En dépit de problèmes d'organisation interne, l'instance a déjà mené à bien plusieurs scrutins historiques -l'élection de l'Assemblée constituante en 2011, au lendemain de la révolution, la première présidentielle au suffrage universel de 2014, puis les premières municipales démocratiques en 2018.

Pour Abdellatif Hannachi, professeur d'histoire contemporaine, "la réaction de l'Isie après le décès de (Béji) Caïd Essebsi est un indice important de sa maturité".

Pour s'assurer du respect des délais constitutionnels, l'Isie a recouru au Parlement, qui a voté un amendement raccourcissant la période de recours des candidats.

Le deuxième tour doit, lui, avoir lieu au plus tard le 13 octobre, selon l'instance.

L'Isie a inscrit 1,5 million de nouveaux électeurs cette année, en majorité des jeunes, une réussite vu le désenchantement exprimé par une abstention de quasi 65% lors des municipales en 2018.

Elle s'efforce d'améliorer son contrôle "sur les réseaux sociaux, et sur les financements de campagne pour que ses décisions soient prises en se basant sur des dossiers solides", avance Hasna Ben Slimane.

Il s'agit là de deux points noirs relevés en 2014.

Ainsi, face à la multiplication de pages Facebook sponsorisées avant l'ouverture de la campagne officielle le 2 septembre, "nous avons envoyé des mises en garde pour demander aux partis de (les) supprimer immédiatement" a indiqué à la presse Nabil Baffoun, président de l'Isie.

Quant à la question du financement de la campagne, l'instance doit s'adresser notamment à la Banque centrale et au ministère des Finances pour effectuer ses contrôles.

Pour Mourakiboun, une ONG locale de contrôle des élections, l'Isie a fait preuve "d'indépendance", un constat majeur dans un pays qui cherche à consolider son modèle démocratique.

Mais Mohamed Marzouk, président de l'ONG, regrette qu'elle n'ait "pas détaillé les méthodes de contrôle des dépenses et de financements des campagnes".

Les accusations de corruption ont fusé dans un climat délétère depuis de longs mois, qui a culminé par l'arrestation d'un des principaux candidats, Nabil Karoui, sous le coup d'une enquête depuis trois ans pour blanchiment d'argent.

Après cette arrestation, qui a nourri des soupçons d'instrumentalisation de la justice, l'Isie a immédiatement assuré que rien n'empêchait Nabil Karoui, même emprisonné, d'être candidat.

Pour Abdellatif Hannachi, cette décision "prouve l'indépendance de l'Isie, qui n'a pas cédé aux pressions de ceux qui lui demandaient d'écarter Nabil Karoui de la course".

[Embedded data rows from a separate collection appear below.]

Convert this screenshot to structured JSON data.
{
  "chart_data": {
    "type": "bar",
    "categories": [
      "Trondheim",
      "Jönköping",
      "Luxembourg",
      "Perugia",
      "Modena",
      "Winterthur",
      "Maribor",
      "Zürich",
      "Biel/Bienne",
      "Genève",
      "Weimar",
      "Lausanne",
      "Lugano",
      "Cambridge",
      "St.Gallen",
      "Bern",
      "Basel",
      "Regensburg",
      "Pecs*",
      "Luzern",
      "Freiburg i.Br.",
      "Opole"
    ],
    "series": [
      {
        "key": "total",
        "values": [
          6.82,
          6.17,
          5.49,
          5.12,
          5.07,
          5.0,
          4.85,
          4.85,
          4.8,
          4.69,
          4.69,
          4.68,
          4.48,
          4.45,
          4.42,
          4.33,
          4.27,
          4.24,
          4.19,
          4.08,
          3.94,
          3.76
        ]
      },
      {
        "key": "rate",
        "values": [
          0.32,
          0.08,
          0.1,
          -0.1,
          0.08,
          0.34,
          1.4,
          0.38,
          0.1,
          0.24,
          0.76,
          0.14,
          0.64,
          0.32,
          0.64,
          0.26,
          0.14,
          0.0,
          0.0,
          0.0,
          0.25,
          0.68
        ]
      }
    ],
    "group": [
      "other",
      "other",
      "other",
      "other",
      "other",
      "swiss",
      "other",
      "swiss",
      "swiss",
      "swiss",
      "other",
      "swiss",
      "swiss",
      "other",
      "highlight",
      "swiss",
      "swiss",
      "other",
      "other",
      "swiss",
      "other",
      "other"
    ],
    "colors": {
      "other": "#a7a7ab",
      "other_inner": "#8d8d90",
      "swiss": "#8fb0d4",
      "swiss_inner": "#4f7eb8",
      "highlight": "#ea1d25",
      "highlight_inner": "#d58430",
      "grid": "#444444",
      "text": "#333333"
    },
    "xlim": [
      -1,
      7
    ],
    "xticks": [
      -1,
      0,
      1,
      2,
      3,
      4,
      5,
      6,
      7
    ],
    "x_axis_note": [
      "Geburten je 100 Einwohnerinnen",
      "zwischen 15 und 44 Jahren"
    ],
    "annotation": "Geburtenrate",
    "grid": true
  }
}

Après les élections de 2011 et 2014, les observateurs avaient estimé que; malgré des failles, les scrutins avaient été organisés de manière transparente et indépendante.

Pour Abdellatif Hannachi, qui salue la transparence de l'Isie, son expérience pourrait désormais être "exportée vers d'autres pays en transition, comme le Soudan et l'Algérie".